A young boy lying lifeless on a bodyboard in the sea off the East Lindsey coast possibly owes his life to the RNLI lifeguards who spotted him.
The lifeguards plunged into the water and helped him ashore where he gained consciousness.
Apparently, the casualty had suffered a seizure but was treated by the lifeguards, supported by East Midlands Ambulance Service (EMAS), who later discharged him.
The incident in July last year was one of hundreds logged by the team employed each summer season to keep our beaches safe.
Recruitment has once again begun for the 25 lifeguards who will patrol beaches in Skegness, Ingoldmells, Sutton-on-Sea and Mablethorpe.
Statistics for 2017 show they dealt with around 400 incidents during the summer season - last year, because of the volume of people on the beach due to the heatwave, that figure is expected to be much higher - with many, not surprisingly, involving people trying to cool off on inflatables.
“Usually our work is more first aid based,” said Arun Gray, who is in his 11th year as RNLI Lifeguard Supervisor for East Lindsey. “Last year because of the hot weather there were many incidents involving inflatables where lifeguards had to go into the water and rescue people.
“They had gone into the sea to cool off and not realised the dangers and got into difficulties.”
One of those rescues, also in July, involved multiple rescues on a busy day at Ingoldmells beach. Two boys were caught in a rip current and a lifeguard paddled out and helped them both return to shore. At the same time, EMAS arrived to help a family of four that had got into difficulty. The lifeguards were unaware of this and quickly realised there was a second incident ongoing at the same time. Lifeguards ran about 800m along the beach to find the family, who had managed to get back to shore. The lifeguards and EMAS crews then checked them over and two of the family members were taken to hospital to be checked after swallowing sea water.

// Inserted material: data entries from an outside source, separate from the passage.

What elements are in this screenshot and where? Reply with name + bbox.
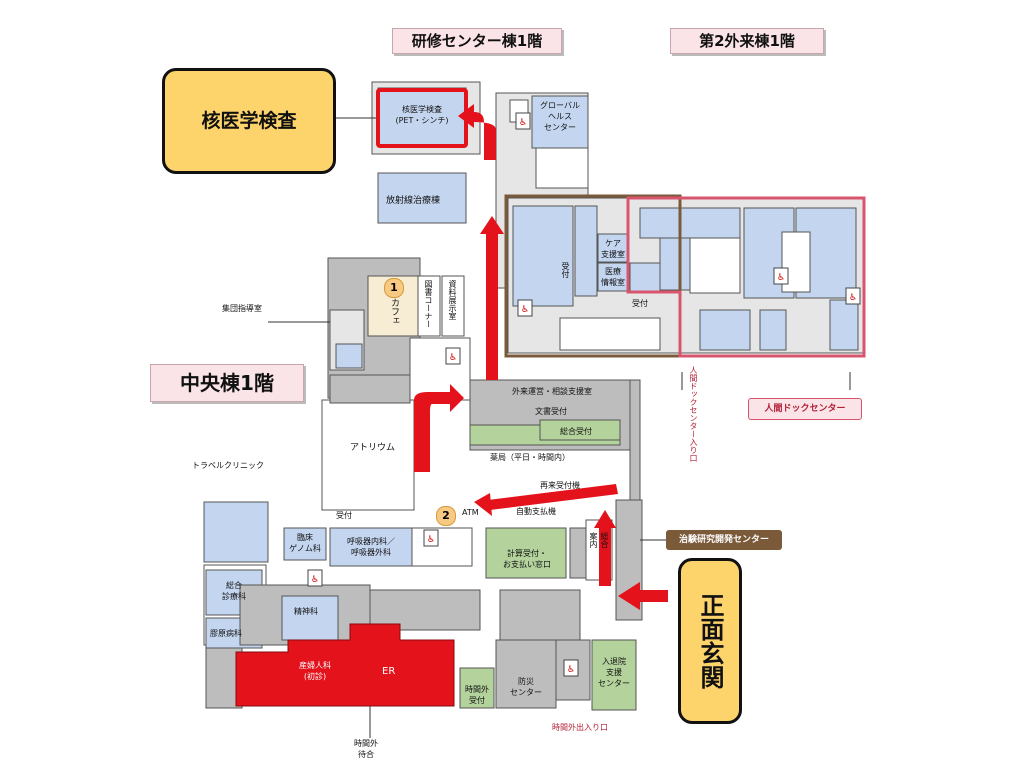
svg-text:♿: ♿	[521, 305, 529, 315]
outpatient2-wing	[507, 197, 865, 354]
central-wing	[203, 257, 643, 711]
outpatient2-brown-border	[504, 194, 682, 358]
header-outpatient2: 第2外来棟1階	[670, 28, 824, 54]
room-reception-sign: 受付	[336, 511, 352, 520]
room-general-medicine: 総合 診療科	[222, 581, 246, 601]
room-pet: 核医学検査 (PET・シンチ)	[395, 105, 449, 125]
room-disaster: 防災 センター	[510, 677, 542, 697]
svg-text:♿: ♿	[449, 353, 457, 363]
label-dock-entrance: 人間ドックセンター入り口	[689, 366, 698, 462]
restroom-icons: ♿ ♿ ♿ ♿ ♿ ♿ ♿ ♿	[307, 112, 861, 677]
room-medical-info: 医療 情報室	[601, 267, 625, 287]
room-after-hours-wait: 時間外 待合	[354, 739, 378, 759]
marker-1: 1	[384, 278, 404, 298]
callout-main-entrance: 正面玄関	[678, 558, 742, 724]
svg-text:♿: ♿	[777, 273, 785, 283]
header-central: 中央棟1階	[150, 364, 304, 402]
room-travel-clinic: トラベルクリニック	[192, 461, 264, 470]
room-library: 図書コーナー	[424, 280, 433, 328]
header-training-center: 研修センター棟1階	[392, 28, 562, 54]
dock-center-pink-border	[626, 196, 866, 358]
room-group-guidance: 集団指導室	[222, 304, 262, 313]
svg-text:♿: ♿	[849, 293, 857, 303]
room-collagen: 膠原病科	[210, 629, 242, 638]
room-care-support: ケア 支援室	[601, 239, 625, 259]
tag-dock-center: 人間ドックセンター	[748, 398, 862, 420]
callout-nuclear-medicine: 核医学検査	[162, 68, 336, 174]
room-revisit: 再来受付機	[540, 481, 580, 490]
room-psychiatry: 精神科	[294, 607, 318, 616]
room-atrium: アトリウム	[350, 443, 396, 453]
svg-text:♿: ♿	[311, 575, 319, 585]
room-global-health: グローバル ヘルス センター	[540, 101, 580, 132]
er-area	[235, 623, 455, 707]
pet-highlight[interactable]	[376, 88, 468, 148]
room-document-desk: 文書受付	[535, 407, 567, 416]
marker-2: 2	[436, 506, 456, 526]
svg-text:♿: ♿	[427, 535, 435, 545]
room-reception2: 受付	[632, 299, 648, 308]
room-respiratory: 呼吸器内科／ 呼吸器外科	[347, 537, 395, 557]
tag-treatment-center: 治験研究開発センター	[666, 530, 782, 550]
svg-text:♿: ♿	[567, 665, 575, 675]
room-after-hours: 時間外 受付	[465, 685, 489, 705]
room-reception: 受付	[561, 262, 570, 278]
room-er: ER	[382, 666, 396, 677]
room-outpatient-ops: 外来運営・相談支援室	[512, 387, 592, 396]
room-general-info: 総合 案内	[589, 532, 609, 548]
svg-text:♿: ♿	[519, 118, 527, 128]
room-obgyn: 産婦人科 (初診)	[299, 661, 331, 681]
room-radiotherapy: 放射線治療棟	[386, 196, 441, 206]
room-admission: 入退院 支援 センター	[598, 657, 630, 688]
room-exhibit: 資料展示室	[448, 280, 457, 320]
route-arrows	[414, 104, 668, 610]
room-atm: ATM	[462, 508, 479, 517]
room-cafe: カフェ	[389, 298, 399, 325]
room-pharmacy: 薬局（平日・時間内）	[490, 453, 570, 462]
room-general-reception: 総合受付	[560, 427, 592, 436]
room-auto-pay: 自動支払機	[516, 507, 556, 516]
label-after-hours-entrance: 時間外出入り口	[552, 723, 608, 732]
room-clinical-genome: 臨床 ゲノム科	[289, 533, 321, 553]
room-billing: 計算受付・ お支払い窓口	[503, 549, 551, 569]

A beach lifeguards course is being run from May 27 to June 1 that covers the tasks needed to apply to join the team operating along the East Lindsey Coast.
Successful applicants receive world-class training in search and rescue, lifesaving and casualty care techniques, good rates of pay* and the chance to develop valuable skills for a future career.
Daniel Cooper, RNLI Area Lifesaving Manager, says: “Working as a lifeguard is a unique and rewarding experience. You are there to make sure the public stay safe while enjoying their visit, and ultimately to help save lives at sea.
“This is a demanding job requiring commitment, skill and a clear head, but it’s also a job that is truly life changing. We’re looking for people with courage, determination and the ability to put their training into action and make the right decision if someone’s life is in danger. It is an incredibly rewarding role.”
Getting to call the beach your office is also a bonus,” said Arun. “We get to spend all summer on the beach and get a good tan as well as excellent fitness.
“In addition we do alot of training that can be an ideal first step towards many career paths, including a job in the emergency services or the army - and the rates of pay are really good compared with other summer jobs.”
Former RNLI lifeguard Sandi Jose is now a trained paramedic, and wouldn’t hesitate to recommend the role. She says: “If you enjoy working in a team, enjoy a challenging and changing environment, have the ability to think quickly under pressure, like helping others, and have the fitness to do the role then don’t think twice...it’s a job you will love.”
Find out more about how you can make a difference and apply to be part of an amazing lifesaving team at: rnli.org/BeALifeguard
BLOW AS LIFEGUARD UNIT IS VANDALISED
RNLI lifeguards in Skegness have received a blow even before the start of the season after their unit on the beach in Skegness was vandalised.
“It was disappointing to see significant damage has been done to our lifeguard unit in Skegness,” said Arun Gray, who is in his 11th year as RNLI Lifeguard Supervisor for East Lindsey.
Arun explained the unit which can be seen clearly to the right of the RNLI Lifeboat Station in Tower Esplanade was new last year and cost the charity £25,000. “The vandalism took plave over the last few days. We may have to replace the unit, which isn’t ideal start of the season for the charity,” he said.
When the news was posted on social media, Bridget Rimmer was one of many disgusted by the vandalism. She said: “Maybe the culprits would like to experience first hand what the brave RNLI do, day in day out in all conditions, to fully appreciate what they do, risking their own lives to save others, to get some idea of how mindless their actions were damaging RNLI property!”